In quegli anni, l'avanzata delle catene francesi di parrucchieri era inarrestabile, altisonanti nomi lunghissimi preceduti tutti da un Jean. Jean questo, jean quello, spuntavano come funghi o come baguettes, e proponevano linee realizzate con le macchinette al posto delle forbici. Povera Maria Luisa, con tutti i soldi che aveva speso perché potessi tenere le forbici in mano!

Comunque non ero particolarmente nervoso, circa l'idea di trovarmi un lavoro, forse perché convinto di essere nel posto giusto, un luogo pieno di possibilità, e questa convinzione la sentivo fisicamente, localizzata.

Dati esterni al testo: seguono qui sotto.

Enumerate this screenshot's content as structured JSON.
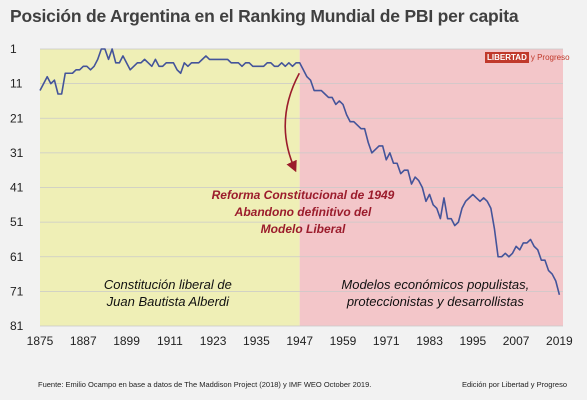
{
  "title": "Posición de Argentina en el Ranking Mundial de PBI per capita",
  "logo": {
    "brand": "LIBERTAD",
    "suffix": "y Progreso"
  },
  "source": "Fuente: Emilio Ocampo en base a datos de The Maddison Project (2018) y IMF WEO October 2019.",
  "credit": "Edición por Libertad y Progreso",
  "colors": {
    "liberal_era": "#efefb6",
    "populist_era": "#f3c6c9",
    "line": "#44549a",
    "annotation": "#9b1c2c"
  },
  "chart_data": {
    "type": "line",
    "x_ticks": [
      1875,
      1887,
      1899,
      1911,
      1923,
      1935,
      1947,
      1959,
      1971,
      1983,
      1995,
      2007,
      2019
    ],
    "y_ticks": [
      1,
      11,
      21,
      31,
      41,
      51,
      61,
      71,
      81
    ],
    "xlim": [
      1875,
      2020
    ],
    "ylim": [
      1,
      81
    ],
    "y_inverted": true,
    "grid": "horizontal",
    "regions": [
      {
        "from": 1875,
        "to": 1947,
        "label": [
          "Constitución liberal de",
          "Juan Bautista Alberdi"
        ],
        "color": "#efefb6"
      },
      {
        "from": 1947,
        "to": 2020,
        "label": [
          "Modelos económicos populistas,",
          "proteccionistas y desarrollistas"
        ],
        "color": "#f3c6c9"
      }
    ],
    "annotation": {
      "lines": [
        "Reforma Constitucional de 1949",
        "Abandono definitivo del",
        "Modelo Liberal"
      ],
      "arrow_points_to": {
        "x": 1948,
        "y": 42
      }
    },
    "series": [
      {
        "x": [
          1875,
          1876,
          1877,
          1878,
          1879,
          1880,
          1881,
          1882,
          1883,
          1884,
          1885,
          1886,
          1887,
          1888,
          1889,
          1890,
          1891,
          1892,
          1893,
          1894,
          1895,
          1896,
          1897,
          1898,
          1899,
          1900,
          1901,
          1902,
          1903,
          1904,
          1905,
          1906,
          1907,
          1908,
          1909,
          1910,
          1911,
          1912,
          1913,
          1914,
          1915,
          1916,
          1917,
          1918,
          1919,
          1920,
          1921,
          1922,
          1923,
          1924,
          1925,
          1926,
          1927,
          1928,
          1929,
          1930,
          1931,
          1932,
          1933,
          1934,
          1935,
          1936,
          1937,
          1938,
          1939,
          1940,
          1941,
          1942,
          1943,
          1944,
          1945,
          1946,
          1947,
          1948,
          1949,
          1950,
          1951,
          1952,
          1953,
          1954,
          1955,
          1956,
          1957,
          1958,
          1959,
          1960,
          1961,
          1962,
          1963,
          1964,
          1965,
          1966,
          1967,
          1968,
          1969,
          1970,
          1971,
          1972,
          1973,
          1974,
          1975,
          1976,
          1977,
          1978,
          1979,
          1980,
          1981,
          1982,
          1983,
          1984,
          1985,
          1986,
          1987,
          1988,
          1989,
          1990,
          1991,
          1992,
          1993,
          1994,
          1995,
          1996,
          1997,
          1998,
          1999,
          2000,
          2001,
          2002,
          2003,
          2004,
          2005,
          2006,
          2007,
          2008,
          2009,
          2010,
          2011,
          2012,
          2013,
          2014,
          2015,
          2016,
          2017,
          2018,
          2019
        ],
        "values": [
          13,
          11,
          9,
          11,
          10,
          14,
          14,
          8,
          8,
          8,
          7,
          7,
          6,
          6,
          7,
          6,
          4,
          1,
          1,
          4,
          1,
          5,
          5,
          3,
          5,
          7,
          6,
          5,
          5,
          4,
          5,
          6,
          4,
          6,
          6,
          5,
          5,
          5,
          7,
          8,
          5,
          6,
          5,
          5,
          5,
          4,
          3,
          4,
          4,
          4,
          4,
          4,
          4,
          5,
          5,
          5,
          6,
          5,
          5,
          6,
          6,
          6,
          6,
          5,
          5,
          6,
          6,
          5,
          6,
          5,
          6,
          5,
          5,
          7,
          9,
          10,
          13,
          13,
          13,
          14,
          15,
          15,
          17,
          16,
          17,
          20,
          22,
          22,
          23,
          24,
          24,
          28,
          31,
          30,
          29,
          29,
          33,
          31,
          34,
          34,
          37,
          36,
          36,
          40,
          38,
          39,
          41,
          45,
          43,
          46,
          47,
          50,
          44,
          50,
          50,
          52,
          51,
          47,
          45,
          44,
          43,
          44,
          45,
          44,
          45,
          47,
          53,
          61,
          61,
          60,
          61,
          60,
          58,
          59,
          57,
          57,
          56,
          58,
          59,
          62,
          62,
          65,
          66,
          68,
          72
        ]
      }
    ]
  }
}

Mi dava respiro e felicità, e mi sentivo grato per ogni no, che ricevevo, perché quei no, lasciavano spazio all'unico sì, di cui avevo bisogno.

Per tutto l'inverno cominciai a lavorare saltuariamente qua e la, ma nessuno mi voleva fare un contratto regolare, e quindi dopo poco mi lasciavano a spasso.

Facemmo molti sacrifici io e Claudio ma continuavamo a sentirci fortunati, anche quando il tubetto del dentifricio non era spremuto bene, secondo il gusto di ciascuno, o la cena era immangiabile.

Come tutte le famiglie senza televisione, ci “scaldavamo” un bel po' e avevamo imparato a parlarci e a ballare coi tacchi nel salone di casa!!!